The Beslan school siege (also referred to as the Beslan school hostage crisis or the Beslan massacre) was an Islamic terrorist attack that started on 1 September 2004. It lasted three days, and involved the imprisonment of more than 1,100 people as hostages, (including 777 children) ending with the deaths of 334 people, 186 of them children, as well as 31 of the attackers. It is considered one of the largest school shootings / massacres in history.
David Brooks, in a NY Times Op-Ed piece after the massacre, in 2016, wrote the following about the Muslim terrorists:
We should be used to this pathological mass movement by now. We should be able to talk about such things. Yet when you look at the Western reaction to the Beslan massacres, you see people quick to divert their attention away from the core horror of this act, as if to say: We don’t want to stare into this abyss. We don’t want to acknowledge those parts of human nature that were on display in Beslan. Something here, if thought about too deeply, undermines the categories we use to live our lives, undermines our faith in the essential goodness of human beings.

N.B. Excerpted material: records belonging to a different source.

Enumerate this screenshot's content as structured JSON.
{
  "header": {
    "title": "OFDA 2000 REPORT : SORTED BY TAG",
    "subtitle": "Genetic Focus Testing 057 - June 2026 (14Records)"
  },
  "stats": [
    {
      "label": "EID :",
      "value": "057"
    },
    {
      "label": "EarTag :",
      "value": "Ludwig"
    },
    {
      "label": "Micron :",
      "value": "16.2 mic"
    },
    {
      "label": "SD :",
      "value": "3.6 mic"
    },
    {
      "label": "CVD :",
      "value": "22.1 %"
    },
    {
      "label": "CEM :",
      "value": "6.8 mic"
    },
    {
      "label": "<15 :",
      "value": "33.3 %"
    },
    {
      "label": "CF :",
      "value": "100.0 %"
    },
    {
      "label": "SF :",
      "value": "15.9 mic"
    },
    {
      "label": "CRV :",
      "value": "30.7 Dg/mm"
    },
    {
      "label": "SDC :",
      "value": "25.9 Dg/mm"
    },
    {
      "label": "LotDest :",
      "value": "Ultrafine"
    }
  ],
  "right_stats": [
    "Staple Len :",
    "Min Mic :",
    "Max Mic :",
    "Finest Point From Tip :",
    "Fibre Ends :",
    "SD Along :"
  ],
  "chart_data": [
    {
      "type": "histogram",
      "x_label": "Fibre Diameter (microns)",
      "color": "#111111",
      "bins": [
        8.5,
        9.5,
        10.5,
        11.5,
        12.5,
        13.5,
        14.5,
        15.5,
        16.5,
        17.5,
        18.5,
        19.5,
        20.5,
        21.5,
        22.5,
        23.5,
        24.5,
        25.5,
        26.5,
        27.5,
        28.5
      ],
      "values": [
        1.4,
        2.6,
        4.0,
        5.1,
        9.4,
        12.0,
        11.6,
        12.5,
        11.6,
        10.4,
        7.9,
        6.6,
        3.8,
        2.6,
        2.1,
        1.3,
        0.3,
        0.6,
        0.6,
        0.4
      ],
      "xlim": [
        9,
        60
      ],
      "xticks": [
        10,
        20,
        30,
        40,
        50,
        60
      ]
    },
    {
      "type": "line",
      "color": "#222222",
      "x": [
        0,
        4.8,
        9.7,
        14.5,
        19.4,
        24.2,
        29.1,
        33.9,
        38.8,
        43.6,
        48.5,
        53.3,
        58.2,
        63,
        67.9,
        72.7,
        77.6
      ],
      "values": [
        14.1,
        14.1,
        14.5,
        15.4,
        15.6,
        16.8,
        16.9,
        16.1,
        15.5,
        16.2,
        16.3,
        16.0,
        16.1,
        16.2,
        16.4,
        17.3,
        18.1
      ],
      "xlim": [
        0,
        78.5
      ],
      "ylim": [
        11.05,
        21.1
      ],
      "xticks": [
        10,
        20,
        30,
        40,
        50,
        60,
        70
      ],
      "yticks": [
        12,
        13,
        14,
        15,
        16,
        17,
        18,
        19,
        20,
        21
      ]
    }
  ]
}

It should come as no surprise to me — yet it still does — that people have any confidence remaining in idea of the “essential goodness of human beings.” Yet this is perhaps one of the most durable myths of our modern secular age. It underlies both public policy and private perception, and forms the basis of many failed government and social programs. If you have the stomach for it and the honesty to look objectively, even a brief glance at human history both ancient and modern reveals vastly more evidence of the depravity of man than his essential goodness. Consider briefly the following examples: the Inquisition, slavery, Ghengis Kahn, the Holocaust, the einsatzgrupen, the Bataan Death March, the Cambodian killing fields, Rwanda, Idi Amin, Columbine, Saddam’s rape rooms and shredders, suicide bombers on school buses and in pizza parlors, the rape of Nanking, the gulags, and Wounded Knee. And these are only the large historical events, easy to bring to mind. Left unmentioned but vastly outnumbering these are the countless murders, rapes, child molesters, serial killings, drug dealing, and any number of other smaller — but still profoundly evil — events which now barely if ever make the news.